I have an unknown self. This is the self I cannot see, understand, or control from within any of my various known selves. (Heisenberg and Kant both understood that it is impossible to fully observe - let alone understand - any system from within that system.) Various schools of philosophy and psychology have given this unknown self names: the unconscious, subconscious, psyche, ego, and countless neuro-behavioral-cognitive theories and terms.
There are some interesting and potentially important implications that arise from this paradigm:
- It is impossible to know or understand one’s self in isolation, apart from one’s context and relationships. One cannot be oneself by oneself.

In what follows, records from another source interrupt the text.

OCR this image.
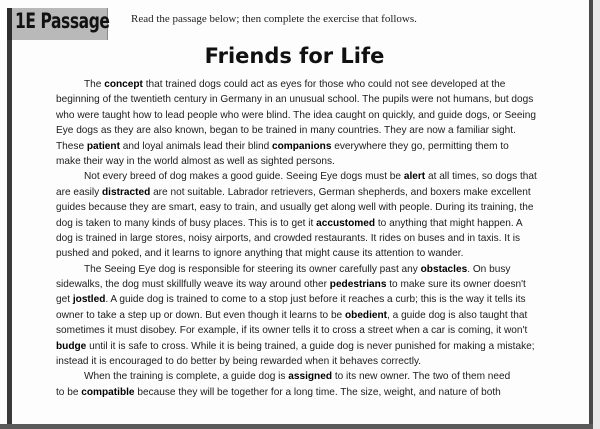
1E Passage Read the passage below; then complete the exercise that follows.
Friends for Life
The concept that trained dogs could act as eyes for those who could not see developed at the
beginning of the twentieth century in Germany in an unusual school. The pupils were not humans, but dogs
who were taught how to lead people who were blind. The idea caught on quickly, and guide dogs, or Seeing
Eye dogs as they are also known, began to be trained in many countries. They are now a familiar sight.
These patient and loyal animals lead their blind companions everywhere they go, permitting them to
make their way in the world almost as well as sighted persons.
Not every breed of dog makes a good guide. Seeing Eye dogs must be alert at all times, so dogs that
are easily distracted are not suitable. Labrador retrievers, German shepherds, and boxers make excellent
guides because they are smart, easy to train, and usually get along well with people. During its training, the
dog is taken to many kinds of busy places. This is to get it accustomed to anything that might happen. A
dog is trained in large stores, noisy airports, and crowded restaurants. It rides on buses and in taxis. It is
pushed and poked, and it learns to ignore anything that might cause its attention to wander.
The Seeing Eye dog is responsible for steering its owner carefully past any obstacles. On busy
sidewalks, the dog must skillfully weave its way around other pedestrians to make sure its owner doesn't
get jostled. A guide dog is trained to come to a stop just before it reaches a curb; this is the way it tells its
owner to take a step up or down. But even though it learns to be obedient, a guide dog is also taught that
sometimes it must disobey. For example, if its owner tells it to cross a street when a car is coming, it won't
budge until it is safe to cross. While it is being trained, a guide dog is never punished for making a mistake;
instead it is encouraged to do better by being rewarded when it behaves correctly.
When the training is complete, a guide dog is assigned to its new owner. The two of them need
to be compatible because they will be together for a long time. The size, weight, and nature of both
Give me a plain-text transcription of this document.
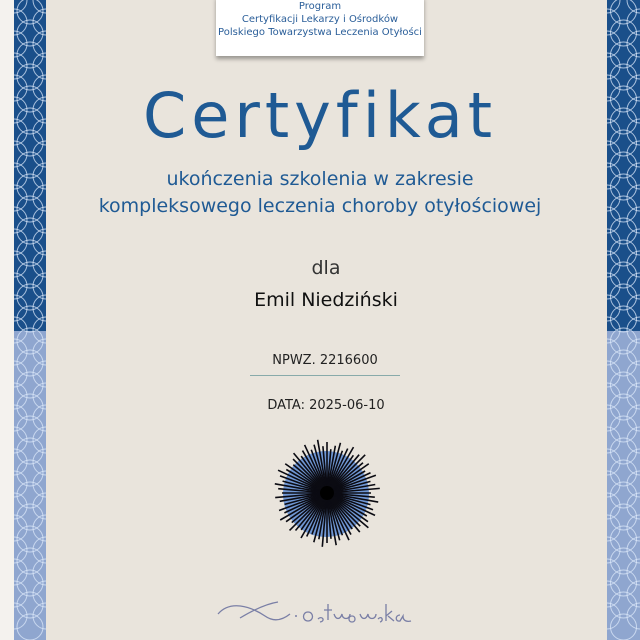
Program
Certyfikacji Lekarzy i Ośrodków
Polskiego Towarzystwa Leczenia Otyłości
Certyfikat
ukończenia szkolenia w zakresie
kompleksowego leczenia choroby otyłościowej
dla
Emil Niedziński
NPWZ. 2216600
DATA: 2025-06-10
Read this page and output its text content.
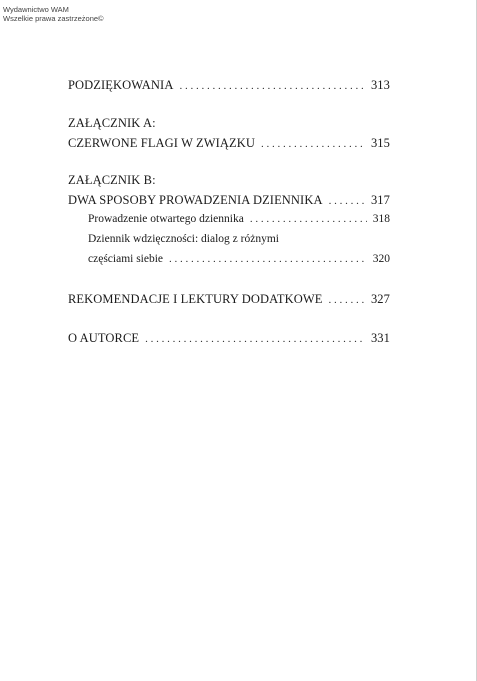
Wydawnictwo WAM
Wszelkie prawa zastrzeżone©
PODZIĘKOWANIA . . .	313
ZAŁĄCZNIK A:
CZERWONE FLAGI W ZWIĄZKU . . .	315
ZAŁĄCZNIK B:
DWA SPOSOBY PROWADZENIA DZIENNIKA . . .	317
Prowadzenie otwartego dziennika . . .	318
Dziennik wdzięczności: dialog z różnymi
częściami siebie . . .	320
REKOMENDACJE I LEKTURY DODATKOWE . . .	327
O AUTORCE . . .	331
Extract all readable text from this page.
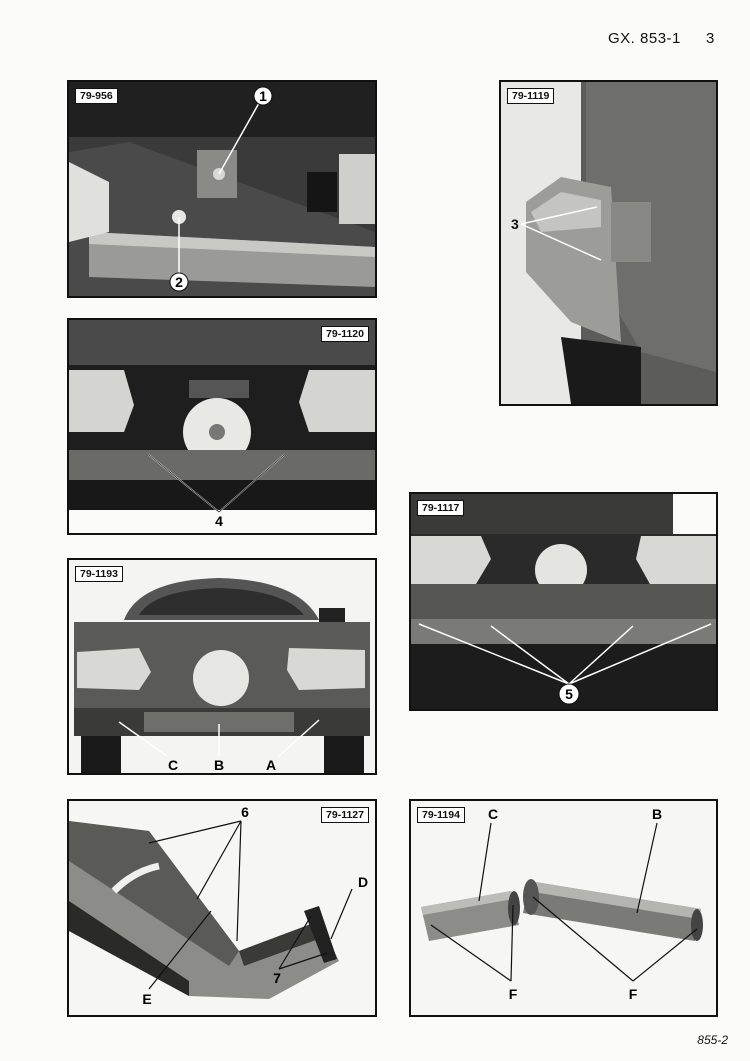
GX. 853-1 3
1
2
79-956
3
79-1119
4
79-1120
5
79-1117
C	B	A
79-1193
6
D
E
7
79-1127	C	B
F	F
79-1194
855-2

- Objectivity doesn’t exist except as a concept. We observe, react, judge, and behave based on the lenses of our self-constructed and non-stable selves. The concepts, categories, and boundaries we create are constructs, personalized reflections of reality but not real objects like trees or rocks. Our perceptions and cognitions provide a usually useful map of the territory - but we should not confuse the map with the territory.
- Freedom (the ability to think, talk, act, believe, or even just ‘be’ without being influenced by others) is impossible. It would require having no interactions, no relationships, no contexts. It is incompatible with being human.
- Just as my ‘self’ evolves in response to the words and actions of others as they create and then respond to my mirrored self, so too, my words and actions will impact others and their various selves. This generates for me an ethical imperative to be cognizant of and take into account the impact my selves have on others.